Da mesma forma, as Polícias Militares, que estão sendo cevadas pelo bolsolavismo à base de lavagem cerebral e promessa de casa própria, também não tinham, àquela altura, um grau de adesão suficiente para fazer com que alguns ou muitos motins estourassem Brasil afora num sinal de alerta para os governadores.

Um antigo aliado que hoje acompanha de longe os passos claudicantes do governo do capitão é testemunha do completo desinteresse de Bolsonaro por tudo o que exija um mínimo de trabalho.

NÃO TEM INTERESSE – Lembra que, na campanha, Paulo Guedes preparava extensos calhamaços de material sobre economia para ele, que Bolsonaro largava displicentemente em cima da mesa onde estivesse e ia embora fazendo alguma piada de tio do pavê. Essa rotina segue no governo, vivida por ministros que tentam, em vão, despachar temas complexos com o chefe.

O presidente do Brasil ocupa sua mente com o lixo da internet, que tenta proteger revogando marcos legais que impedem sua propagação e sua monetização, com as obsessões de sempre e com a campanha de 2022. Toda a agenda do governo orbita em torno dessa pauta pobre, que condena o país à estagnação geral que atravessa, da economia à educação, da saúde às artes.

Graças à aversão do mito por fazer aquilo para o que foi eleito em 2018 — ou seja, administrar o país —, mais de 200 milhões de pessoas atravessam dias, semanas, meses atadas a uma discussão insana de problemas inexistentes enquanto os reais não são encaminhados.

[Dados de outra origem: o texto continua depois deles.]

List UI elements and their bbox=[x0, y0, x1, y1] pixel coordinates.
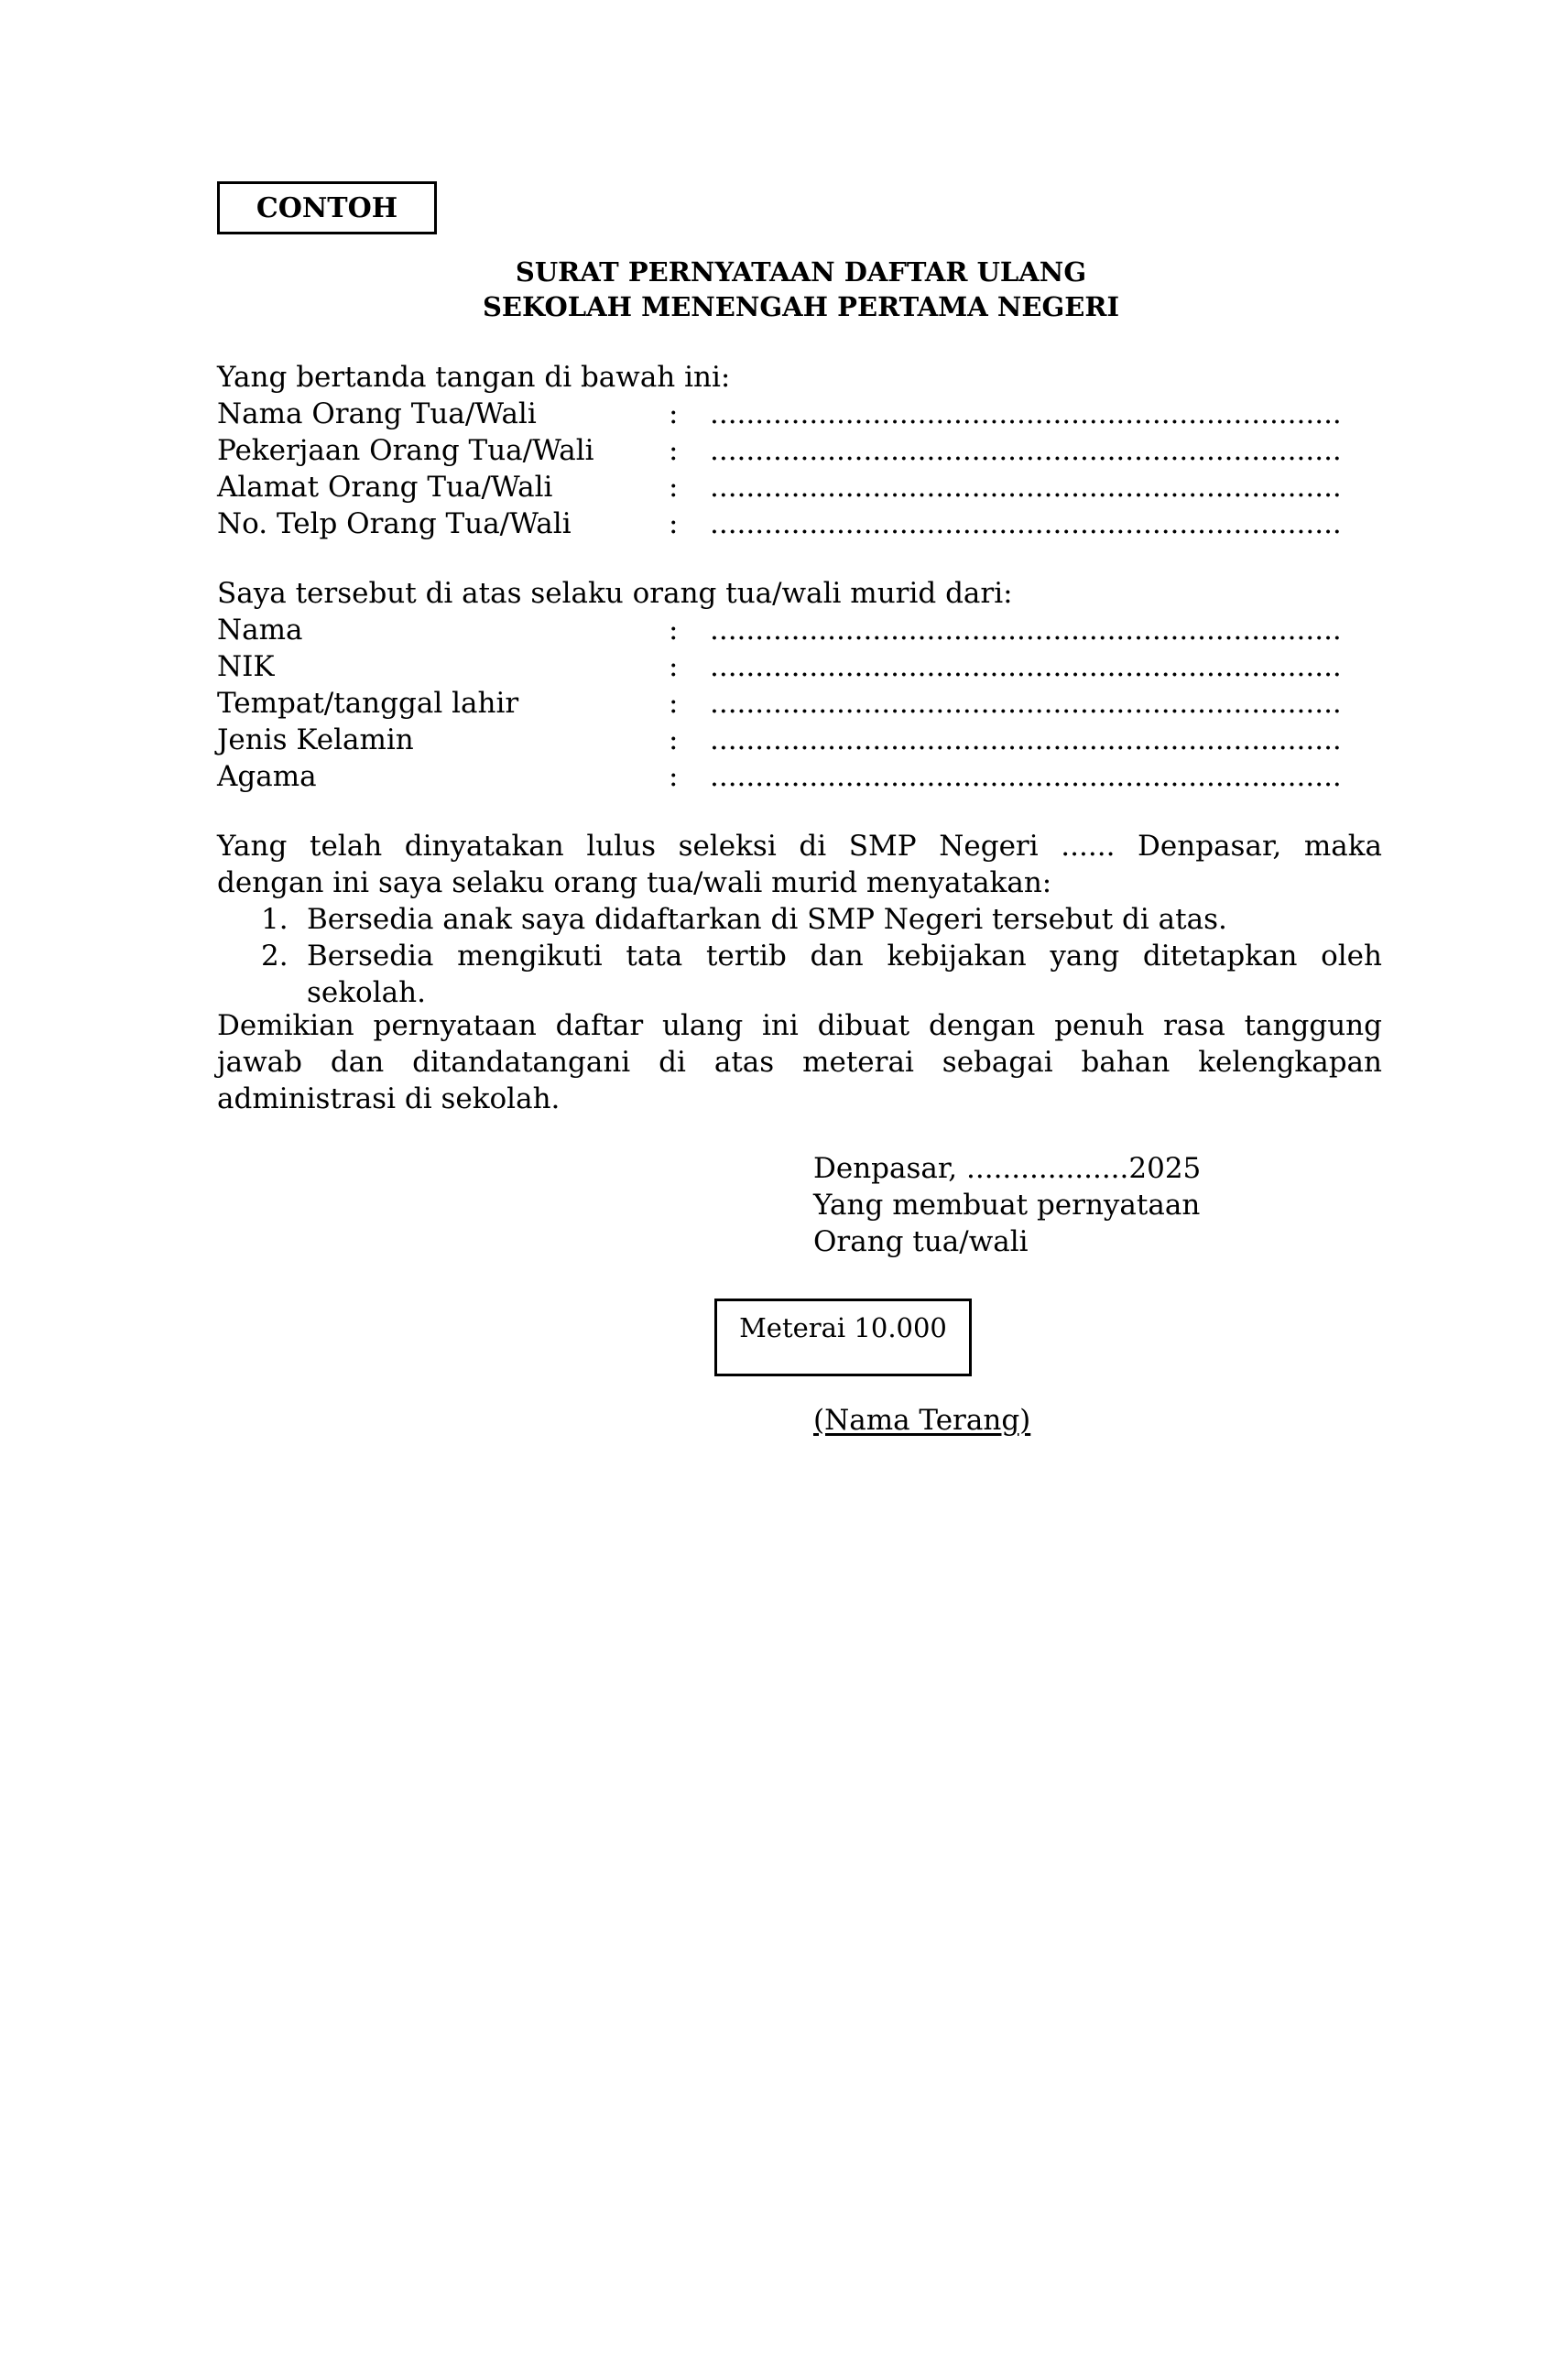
closing-line-1: Demikian pernyataan daftar ulang ini dibuat dengan penuh rasa tanggung bbox=[217, 1009, 1382, 1042]
student-birth-blank: ...................................................................... bbox=[710, 687, 1342, 720]
list-item-2-line-1: Bersedia mengikuti tata tertib dan kebijakan yang ditetapkan oleh bbox=[307, 940, 1382, 973]
field-colon: : bbox=[669, 650, 679, 683]
student-religion-label: Agama bbox=[217, 760, 317, 793]
signer-role: Orang tua/wali bbox=[813, 1225, 1029, 1258]
parent-name-label: Nama Orang Tua/Wali bbox=[217, 397, 537, 430]
list-number-2: 2. bbox=[261, 940, 289, 973]
parent-name-blank: ...................................................................... bbox=[710, 397, 1342, 430]
statement-line-1: Yang telah dinyatakan lulus seleksi di SMP Negeri ...... Denpasar, maka bbox=[217, 830, 1382, 863]
field-colon: : bbox=[669, 614, 679, 647]
contoh-label: CONTOH bbox=[217, 181, 437, 234]
intro-text: Yang bertanda tangan di bawah ini: bbox=[217, 361, 731, 394]
place-date: Denpasar, ..................2025 bbox=[813, 1152, 1202, 1185]
statement-line-2: dengan ini saya selaku orang tua/wali murid menyatakan: bbox=[217, 866, 1052, 899]
field-colon: : bbox=[669, 471, 679, 504]
student-gender-blank: ...................................................................... bbox=[710, 723, 1342, 756]
signer-name: (Nama Terang) bbox=[813, 1404, 1031, 1437]
field-colon: : bbox=[669, 760, 679, 793]
student-nik-blank: ...................................................................... bbox=[710, 650, 1342, 683]
parent-phone-label: No. Telp Orang Tua/Wali bbox=[217, 507, 572, 540]
list-item-1: Bersedia anak saya didaftarkan di SMP Negeri tersebut di atas. bbox=[307, 903, 1227, 936]
parent-phone-blank: ...................................................................... bbox=[710, 507, 1342, 540]
student-name-label: Nama bbox=[217, 614, 303, 647]
parent-address-label: Alamat Orang Tua/Wali bbox=[217, 471, 553, 504]
student-nik-label: NIK bbox=[217, 650, 275, 683]
student-name-blank: ...................................................................... bbox=[710, 614, 1342, 647]
title-line-1: SURAT PERNYATAAN DAFTAR ULANG bbox=[515, 256, 1087, 288]
field-colon: : bbox=[669, 434, 679, 467]
parent-occupation-blank: ...................................................................... bbox=[710, 434, 1342, 467]
field-colon: : bbox=[669, 397, 679, 430]
field-colon: : bbox=[669, 687, 679, 720]
list-item-2-line-2: sekolah. bbox=[307, 976, 426, 1009]
student-birth-label: Tempat/tanggal lahir bbox=[217, 687, 519, 720]
parent-occupation-label: Pekerjaan Orang Tua/Wali bbox=[217, 434, 594, 467]
student-religion-blank: ...................................................................... bbox=[710, 760, 1342, 793]
title-line-2: SEKOLAH MENENGAH PERTAMA NEGERI bbox=[482, 291, 1120, 322]
closing-line-2: jawab dan ditandatangani di atas meterai sebagai bahan kelengkapan bbox=[217, 1046, 1382, 1079]
field-colon: : bbox=[669, 723, 679, 756]
student-intro-text: Saya tersebut di atas selaku orang tua/wali murid dari: bbox=[217, 577, 1013, 610]
list-number-1: 1. bbox=[261, 903, 289, 936]
closing-line-3: administrasi di sekolah. bbox=[217, 1082, 561, 1115]
meterai-stamp-box: Meterai 10.000 bbox=[714, 1299, 972, 1376]
field-colon: : bbox=[669, 507, 679, 540]
statement-maker: Yang membuat pernyataan bbox=[813, 1189, 1201, 1222]
parent-address-blank: ...................................................................... bbox=[710, 471, 1342, 504]
student-gender-label: Jenis Kelamin bbox=[217, 723, 414, 756]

AGENDA REVELADORA – Uma análise acurada da agenda diária de Bolsonaro dá conta de sua completa inapetência pelas questões de Estado e do dia a dia do Executivo.

Sai do Alvorada calmamente para conversar com os desocupados que vão lhe puxar o saco no cercadinho, concede entrevistas a emissoras de rádio sobre os temas distópicos que dominam sua cabeça, despacha com um ou dois ministros e cedo já volta para casa.

A coisa muda de figura quando pinta alguma viagem para inaugurar obra ou pelo menos lançar uma placa de obras vindouras, eventos que o presidente brasileiro gosta de promover para dar a falsa ideia de que sua gestão tem entregas a fazer.

LIVE DA QUINTA-FEIRA – Não nos esqueçamos, claro, de seu compromisso mais frequente como presidente. Reuniões ministeriais? Encontros com a base aliada? Não, não. É a tradicional live das quintas-feiras, com direito a sanfoneiro cafona e muita mentira, com uso de recursos públicos (servidores, equipamentos, palácio e o que mais vier) para fazer campanha antecipada.

Alguém assim, avesso ao batente, só poderia achar que bastava subir num caminhão de som para o golpe acontecer. Não foi assim. Mas que os que tiram sarro dele não se enganem: a incompetência não fará Bolsonaro desistir do intento golpista. Ele é da sua natureza, assim como a aversão ao trabalho.